Иными словами, пусть Эсхил, Рембрандт, Пушкин будут жить не в ткани наших душ, а в «блоках памяти», как могут они существовать и в «блоках памяти» электронно-вычислительных машин.

Для чего же нужны «курсы развития индивидуальных способностей адаптации к будущему»? Для того, оказывается, — и это, пожалуй, самое удивительное в логике Тоффлера, — чтобы будущее, едва возникнув, становилось обыденным. Но ведь обыденное — в том пошлом понимании, которое сообщает ему социолог, — убивает лучшее в человеке. Нет, мы должны быть непрестанно потрясаемы новизной мира, как потрясаемы им герои Шекспира…

 

 

Этот умный, честный Каренин

 

Нередко мы, писатели, полемизируем между собой. Поводы полемики бывают самые различные, в том числе и чисто литературные.
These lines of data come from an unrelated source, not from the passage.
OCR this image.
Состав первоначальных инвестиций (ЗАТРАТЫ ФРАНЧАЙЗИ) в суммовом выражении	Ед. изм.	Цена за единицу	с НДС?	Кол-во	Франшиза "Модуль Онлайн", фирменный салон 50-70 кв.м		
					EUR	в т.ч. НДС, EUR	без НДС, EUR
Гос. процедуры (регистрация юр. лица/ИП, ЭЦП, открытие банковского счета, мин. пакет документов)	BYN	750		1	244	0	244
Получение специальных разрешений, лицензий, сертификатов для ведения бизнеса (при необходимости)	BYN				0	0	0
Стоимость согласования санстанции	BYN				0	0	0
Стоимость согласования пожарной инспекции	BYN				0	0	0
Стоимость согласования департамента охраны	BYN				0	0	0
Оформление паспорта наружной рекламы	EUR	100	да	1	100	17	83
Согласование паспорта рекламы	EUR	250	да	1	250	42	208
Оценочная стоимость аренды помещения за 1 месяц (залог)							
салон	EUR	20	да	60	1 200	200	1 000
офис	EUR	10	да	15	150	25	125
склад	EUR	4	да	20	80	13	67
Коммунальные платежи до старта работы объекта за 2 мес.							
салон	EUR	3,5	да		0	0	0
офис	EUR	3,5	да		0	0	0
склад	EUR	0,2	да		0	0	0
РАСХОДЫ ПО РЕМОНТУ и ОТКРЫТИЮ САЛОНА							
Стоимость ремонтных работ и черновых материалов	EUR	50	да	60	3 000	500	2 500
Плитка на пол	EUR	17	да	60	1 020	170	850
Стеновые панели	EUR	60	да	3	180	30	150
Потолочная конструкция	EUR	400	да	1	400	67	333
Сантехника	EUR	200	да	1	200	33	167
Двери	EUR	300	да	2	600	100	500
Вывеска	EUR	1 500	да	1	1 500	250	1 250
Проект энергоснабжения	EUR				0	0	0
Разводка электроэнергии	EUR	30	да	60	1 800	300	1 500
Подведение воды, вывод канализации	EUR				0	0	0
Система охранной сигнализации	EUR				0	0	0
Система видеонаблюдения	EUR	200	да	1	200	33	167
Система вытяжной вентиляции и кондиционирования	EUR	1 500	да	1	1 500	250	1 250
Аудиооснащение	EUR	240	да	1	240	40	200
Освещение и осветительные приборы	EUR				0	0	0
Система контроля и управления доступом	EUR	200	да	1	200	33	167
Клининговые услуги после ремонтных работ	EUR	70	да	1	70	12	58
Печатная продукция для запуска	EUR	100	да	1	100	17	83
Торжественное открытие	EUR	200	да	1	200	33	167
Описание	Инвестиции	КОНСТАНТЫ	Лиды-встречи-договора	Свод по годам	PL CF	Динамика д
Но что бы ни послужило первоначальным поводом, мы говорим и пишем о том, что нас, естественно, волнует больше всего: о духовном, нравственном мире нашего современника, о том, что нас в этом мире радует или печалит, что мы хотели бы изменить или, наоборот, углубить, оставить навсегда…

Однажды в Доме творчества кто-то из писателей передал мне заметки новгородского поэта-переводчика Сергея Петрова об «Анне Карениной». Заметки эти показались мне неожиданными, полемически-острыми, и с разрешения их автора я ответил ему на страницах печати (опубликовав, разумеется, и его суждения).

Сергей Петров писал о том, что раскрыл великий роман Л. Н. Толстого поздно, когда ему было двадцать девять лет, и у него создалось впечатление, что самый умный и порядочный человек во всем романе Алексей Александрович Каренин.

Сергею Петрову показалось, что Толстой обманул читателей и критиков, назвав роман женским именем. Это куда больше повествование о трагедии личности Каренина…

 

«Ходячее мнение о Каренине, сложившееся под влиянием критиков со времени выхода романа в свет таково: чинуша, сухарь, мракобес, лицемер, трус, короче говоря, человек, весь исчерканный минусами, отвратительный человек.

Каким же предстал мне Каренин? Сухарь? Каренин — сухарь только в глазах Анны, да и то не всегда. А в глазах всех остальных людей, будь то Вронский, Стива, княгиня Тверская, Кознышев, Долли и даже Левин, Алексей Александрович Каренин, вне всякого сомнения, человек, повторяю, умный и глубоко порядочный. Обвиняет его одна Анна. Но такой общественной обвинительнице следует дать отвод, как лицу заинтересованному.

Почти все мучения Алексея Александровича Толстой с гениальным художественным „лукавством“ оставил за сценой, предоставив их фантазии читателя. Он запер их в Каренине, как в складе, но дал все-таки читателю ключ и два раза в романе приоткрыл этот темный склад. Один раз невозмутимого русского джентльмена прорвало. „Что он пеле… педе… перестрадал“, — лепечет Анне государственный человек, обманутый муж и жалкий беспомощный старик (хотя, надо заметить, что, согласно нормам современных геронтологов, Каренин еще только вступил в пожилой возраст).

Это — гениальный ход Толстого, как сказал бы шахматный комментатор. Ход, благодаря которому выигрывается вся партия Каренина. Этого „пеле… педе…“ достаточно, чтобы понять, что запер в себе, как в лабазе, англизированный русский сановник Каренин. Вторично лабаз открывается в сцене у постели роженицы…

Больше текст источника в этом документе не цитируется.